Mais plusieurs questions n’ont pas eu de réponses. Pourquoi ne publie-t-on pas ces avenants dont tout le monde parle et que personne ne les a jamais vus? Pourquoi fait-on autant de bruit autour de cette affaire alors qu’elle doit être jugée dans le fond par des instances autres que celles du pays? Pourquoi les avocats de l’Etat sont ceux qui hier s’opposaient à l’ancien régime ? Qui les a recrutés ? Sur quelle base?
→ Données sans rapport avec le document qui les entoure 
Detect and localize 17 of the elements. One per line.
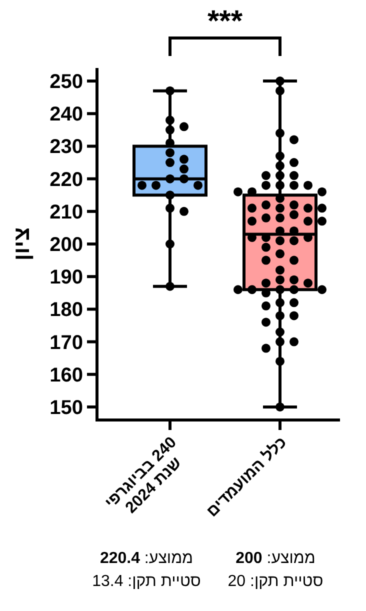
- y-tick-label: 250: [50, 71, 83, 94]
- y-tick-label: 240: [50, 104, 83, 126]
- y-tick-label: 190: [50, 266, 83, 289]
- y-tick-label: 160: [50, 364, 83, 386]
- y-tick-label: 170: [50, 332, 83, 354]
- y-tick-label: 230: [50, 136, 83, 158]
- y-tick-label: 210: [50, 201, 83, 224]
- text: סטיית תקן: 13.4: [91, 572, 202, 592]
- y-tick-label: 200: [50, 234, 83, 256]
- text: סטיית תקן: 20: [226, 572, 324, 592]
- y-tick-label: 180: [50, 299, 83, 322]
- text: ***: [207, 5, 243, 38]
- y-axis-title: ציון: [9, 227, 35, 261]
- x-tick-label: 240 בביוגרפי שנת 2024: [102, 434, 186, 519]
- x-tick-label: כלל המועמדים: [204, 434, 291, 522]
- y-tick-label: 150: [50, 396, 83, 419]
- y-tick-label: 220: [50, 168, 83, 191]
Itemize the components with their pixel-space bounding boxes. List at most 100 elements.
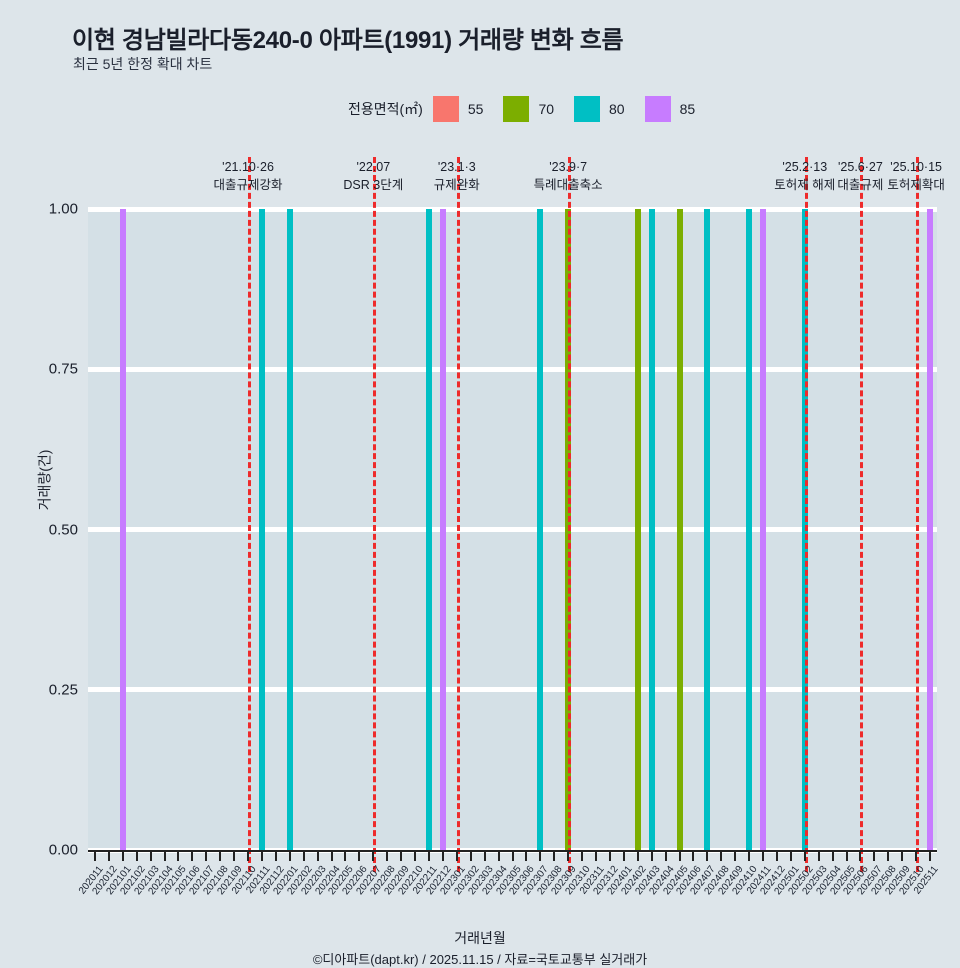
annotation-text: 특례대출축소 bbox=[533, 178, 603, 193]
x-tick-mark bbox=[163, 852, 166, 861]
page-title: 이현 경남빌라다동240-0 아파트(1991) 거래량 변화 흐름 bbox=[72, 27, 624, 54]
legend-swatch-80 bbox=[574, 96, 601, 122]
annotation-date: '25.2·13 bbox=[782, 160, 828, 174]
gridline bbox=[88, 206, 937, 212]
annotation-text: 규제완화 bbox=[433, 178, 480, 193]
event-line-202207 bbox=[373, 157, 377, 872]
annotation-text: DSR 3단계 bbox=[343, 178, 404, 193]
y-tick-label: 0.00 bbox=[48, 841, 78, 859]
annotation-date: '21.10·26 bbox=[222, 160, 274, 174]
bar-202402-70[interactable] bbox=[634, 209, 641, 850]
x-tick-mark bbox=[358, 852, 361, 861]
x-tick-mark bbox=[511, 852, 514, 861]
x-tick-mark bbox=[400, 852, 403, 861]
x-tick-mark bbox=[316, 852, 319, 861]
x-tick-mark bbox=[233, 852, 236, 861]
x-tick-mark bbox=[344, 852, 347, 861]
bar-202101-85[interactable] bbox=[119, 209, 126, 850]
x-tick-mark bbox=[469, 852, 472, 861]
legend-item-70[interactable]: 70 bbox=[503, 96, 566, 122]
x-tick-mark bbox=[191, 852, 194, 861]
bar-202111-80[interactable] bbox=[258, 209, 265, 850]
y-axis-title: 거래량(건) bbox=[36, 449, 53, 511]
x-tick-mark bbox=[274, 852, 277, 861]
footer-wrap: ©디아파트(dapt.kr) / 2025.11.15 / 자료=국토교통부 실… bbox=[0, 925, 960, 968]
bar-202201-80[interactable] bbox=[286, 209, 293, 850]
x-axis-title: 거래년월 bbox=[454, 930, 506, 946]
y-tick-label: 0.50 bbox=[48, 521, 78, 538]
x-tick-mark bbox=[678, 852, 681, 861]
x-tick-mark bbox=[664, 852, 667, 861]
y-tick-label: 1.00 bbox=[48, 200, 78, 218]
x-tick-mark bbox=[567, 852, 570, 861]
x-tick-mark bbox=[650, 852, 653, 861]
x-axis-line bbox=[88, 850, 937, 852]
x-tick-mark bbox=[692, 852, 695, 861]
gridline bbox=[88, 687, 937, 693]
x-tick-mark bbox=[302, 852, 305, 861]
legend-swatch-70 bbox=[503, 96, 530, 122]
x-tick-mark bbox=[455, 852, 458, 861]
x-tick-mark bbox=[887, 852, 890, 861]
annotation-text: 대출규제강화 bbox=[213, 178, 283, 193]
bar-202307-80[interactable] bbox=[537, 209, 544, 850]
annotation-text: 대출규제 bbox=[837, 178, 884, 193]
x-tick-mark bbox=[762, 852, 765, 861]
bar-202410-80[interactable] bbox=[746, 209, 753, 850]
x-tick-mark bbox=[177, 852, 180, 861]
x-tick-mark bbox=[135, 852, 138, 861]
annotation-date: '23.1·3 bbox=[437, 160, 476, 174]
page-subtitle: 최근 5년 한정 확대 차트 bbox=[73, 56, 213, 72]
x-tick-mark bbox=[789, 852, 792, 861]
x-tick-mark bbox=[595, 852, 597, 861]
legend-item-85[interactable]: 85 bbox=[644, 96, 708, 122]
x-tick-mark bbox=[372, 852, 375, 861]
x-tick-mark bbox=[720, 852, 723, 861]
x-tick-mark bbox=[553, 852, 556, 861]
annotation-202110: '21.10·26 대출규제강화 bbox=[214, 158, 283, 194]
gridline bbox=[88, 366, 937, 372]
event-line-202510 bbox=[916, 157, 920, 872]
y-tick-label: 0.75 bbox=[48, 360, 78, 378]
x-tick-mark bbox=[636, 852, 639, 861]
event-line-202301 bbox=[456, 157, 460, 872]
x-tick-mark bbox=[525, 852, 528, 861]
x-tick-mark bbox=[831, 852, 834, 861]
annotation-202510: '25.10·15 토허제확대 bbox=[887, 158, 945, 194]
x-tick-mark bbox=[483, 852, 486, 861]
x-tick-mark bbox=[706, 852, 709, 861]
x-tick-mark bbox=[915, 852, 918, 861]
x-tick-mark bbox=[247, 852, 250, 861]
bar-202411-85[interactable] bbox=[760, 209, 767, 850]
footer-credit: ©디아파트(dapt.kr) / 2025.11.15 / 자료=국토교통부 실… bbox=[312, 952, 648, 967]
legend-item-80[interactable]: 80 bbox=[574, 96, 637, 122]
event-line-202110 bbox=[248, 157, 252, 872]
event-line-202309 bbox=[568, 157, 572, 872]
annotation-202506: '25.6·27 대출규제 bbox=[837, 158, 883, 194]
legend-label-70: 70 bbox=[538, 101, 555, 117]
bar-202211-80[interactable] bbox=[425, 209, 432, 850]
annotation-202207: '22.07 DSR 3단계 bbox=[343, 158, 403, 194]
x-tick-mark bbox=[845, 852, 848, 861]
x-tick-mark bbox=[441, 852, 444, 861]
x-tick-mark bbox=[803, 852, 806, 861]
event-line-202502 bbox=[804, 157, 808, 872]
x-tick-mark bbox=[121, 852, 124, 861]
x-tick-mark bbox=[929, 852, 932, 861]
bar-202403-80[interactable] bbox=[648, 209, 655, 850]
legend-item-55[interactable]: 55 bbox=[432, 96, 496, 122]
x-tick-mark bbox=[205, 852, 208, 861]
x-tick-mark bbox=[149, 852, 152, 861]
bar-202407-80[interactable] bbox=[704, 209, 711, 850]
x-tick-mark bbox=[219, 852, 222, 861]
x-tick-mark bbox=[608, 852, 611, 861]
bar-202511-85[interactable] bbox=[927, 209, 934, 850]
annotation-text: 토허제확대 bbox=[887, 178, 945, 193]
x-tick-mark bbox=[539, 852, 542, 861]
bar-202405-70[interactable] bbox=[676, 209, 683, 850]
x-tick-mark bbox=[817, 852, 820, 861]
x-tick-mark bbox=[901, 852, 904, 861]
annotation-date: '25.6·27 bbox=[838, 160, 883, 174]
bar-202212-85[interactable] bbox=[439, 209, 446, 850]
Pourquoi le chef de l’État s’est-il impliqué aussi vite dans une affaire qui si elle est jugée demain contre la Mauritanie nous fera perdre la face ?
Aujourd’hui, plusieurs questions se posent et nous devons y répondre et rapidement, la Mauritanie ne devient-elle pas depuis la découverte du pétrole une sorte de Congo dans laquelle les puissances rivalisent. Souvenons-nous que Sassou N’Guesso est revenu au pouvoir par la volonté des armes après avoir été battu aux élections par Lissouba. Ce dernier a commis l’ultime imprudence ou impudence de s’en prendre aux intérêts d’ Elf dans son pays, menaçant même de les nationaliser ou de faire appel aux Américains. La suite vous la connaissez. La deuxième chose c’est que tout ceci est peut être juste une façon d’asseoir un consensus autour du 3 Août pour donner au monde l’impression d’une sorte de solidarité nationale. Mais les méthodes populistes ne fonctionnent qu’un temps et les peuples ne sont pas éternellement des adhérents. Pour preuve où sont les adhésions populaires à la lutte contre l’analphabétisme, à El Kitab, au discours de Kiffa et à la condamnation de Lemgheiti.
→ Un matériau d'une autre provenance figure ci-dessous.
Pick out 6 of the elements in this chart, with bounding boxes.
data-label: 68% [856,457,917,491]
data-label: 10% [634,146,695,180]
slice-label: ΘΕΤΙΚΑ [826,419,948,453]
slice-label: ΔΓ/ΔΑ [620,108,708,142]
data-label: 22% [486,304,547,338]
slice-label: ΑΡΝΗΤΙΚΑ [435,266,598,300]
Aussi, la seule chose pour laquelle nous devons véritablement nous battre c’est celle d’éviter une congolisation de notre pays. Que le CMJD ne s’y trompe, la classe politique ne le soutient pas, elle continue à travers lui de s’opposer à Ould Taya. Elle n’a jamais eu de programme politique autre que celui de s’opposer à l’ancien régime. Elle n’en a toujours pas parce que prise de court par les événements du 3 Août.
Elle n’en aura certainement pas avant longtemps. D’ailleurs il est symptomatique de voir que ses principaux dirigeants ne sont toujours pas passés à la télévision. Eux qui étaient souvent entrain de revendiquer l’ouverture des médias.